The past few weeks, months… I feel as if a part of me has always been hiding behind the screen, keeping just out of sight, panicking when I felt someone get a little too close.
What part of me? The part that cared about no one but myself. The part that put nothing and no one above my own survival and ability to thrive in the situation. That part of me has been pushed into a box and stuffed away ever since last August.
When my grandpa was diagnosed with cancer. When I started a relationship. When I entered graduate school. When I began having to schedule time for my friends rather than being able to just decide to go out on a whim.
When everything around me seemed to demand that I care more about other people than myself.
So I stuck the part of me that wanted to take care of myself, to invest time and resources on good things which benefited no one but myself into a box. Why?
Because I fear, above all else, being seen as being selfish. Why do I do that? Because society tells us to be selfless, to love the other person more than you love yourself. That your worth is what you can do for other people, not what you can do for yourself.

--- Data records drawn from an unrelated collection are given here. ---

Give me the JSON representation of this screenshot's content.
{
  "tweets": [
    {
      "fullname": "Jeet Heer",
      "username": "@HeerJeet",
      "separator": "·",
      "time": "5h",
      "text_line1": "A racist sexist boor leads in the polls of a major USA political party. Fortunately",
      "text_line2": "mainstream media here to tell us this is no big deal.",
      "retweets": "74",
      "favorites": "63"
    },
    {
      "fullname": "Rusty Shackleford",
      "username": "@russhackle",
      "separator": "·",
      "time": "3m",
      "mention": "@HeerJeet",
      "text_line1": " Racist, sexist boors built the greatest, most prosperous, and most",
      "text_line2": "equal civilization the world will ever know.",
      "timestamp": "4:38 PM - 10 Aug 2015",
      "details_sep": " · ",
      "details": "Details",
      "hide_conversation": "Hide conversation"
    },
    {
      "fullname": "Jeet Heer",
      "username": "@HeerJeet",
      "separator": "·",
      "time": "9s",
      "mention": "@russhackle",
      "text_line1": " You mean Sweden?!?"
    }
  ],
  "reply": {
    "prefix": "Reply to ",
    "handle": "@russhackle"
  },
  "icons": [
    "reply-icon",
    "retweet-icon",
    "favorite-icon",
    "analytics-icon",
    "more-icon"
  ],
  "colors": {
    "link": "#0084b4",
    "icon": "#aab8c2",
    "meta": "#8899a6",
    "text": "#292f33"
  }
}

People who climb the social ladder to further themselves socially, professionally.. they’re painted as being cut throat, bitchy, hard. People who give the shirt off their backs, who share what they have and ask nothing in return are shouted from the mountain tops as being someone worth emulating (though they are, in turn, called soft and easy to manipulate, door mats, etc. as well. There are two sides to every coin).
I wanted to be one of those people who gave everything to everyone else. That’s how the people who are the biggest influences in my life are. I wanted to be just like them. So when things happened that mattered to no one but me (break up? Diet flop? Bad test grade?) I just kind of bottled it up as much as I could and only let a few people see a little bit of it, because I didn’t want to be… selfish.
Yesterday, a friend of mine asked if I could come pick her up from a doctor’s office and bring her home because they wanted to do a minor test that would leave her unable to drive herself — But only if it didn’t bother me, or take me out of my way. I know that she’s terrified of pain and doctor’s and I could hear the anxiety in her voice, so I asked if she would like me to come up and do more than just pick her up, to hold her hand, to make sure she’s okay, and I got the same “I don’t want to bother you” speech, because she didn’t want to be any trouble. I went up and sat with her, made sure she ate lunch, and got her home safely. I also granted her doctor the knowledge that she snorts when she laughs really hard about something.
That’s me. The person who didn’t want to be any trouble. I was perfectly willing to be there for my friend. I’m more than happy to go out of my way and take the time to do that, but driving myself home it hit me that I would have used the same terminology. I probably wouldn’t have even called anyone, wouldn’t have asked them to help me. I would have refused the drugs and taken the hit full pain force to make sure I could drive home.
Because I didn’t want to seem selfish asking someone to help me.
Asking for help isn’t selfish. Taking care of myself, choosing to invest my time in myself rather than others isn’t selfish. Beyond getting into graduate school and focusing the minimum of my time on it, investing the majority of my time in my studies is not selfish. If that means that time I would have with other people, for other people, gets cut because I refuse to cut the time I need outside of my studies to take care of myself, then so be it.
I don’t want to hide behind my fear of being seen as selfish. I don’t want to be seen as someone who “lets herself go.” I want to be able to be proud of myself, my care of myself, rather than feeling ashamed if I want to make a big deal out of my birthday, my good grades, my stress over school. It may not have anything to do with the people I’m ranting to, but if I matter to them, it will matter to them. I don’t expect them to care as deeply as I do, but I don’t need to hide that part of myself from them either.
I am worthy of being selfish. Not just occasionally. Constantly. Every day, I vow to do something a little selfish. To take time for no one but myself.
Giving to others is part of who I am. I do what I can, and I want to be there for people when they need me, like when they face a doctor’s appointment and they’re scared. When they need a ride and I’m going vaguely in their direction. All of those times when I’m happy to go above and beyond.
But I shouldn’t avoid the times when I need to go above and beyond for myself, either.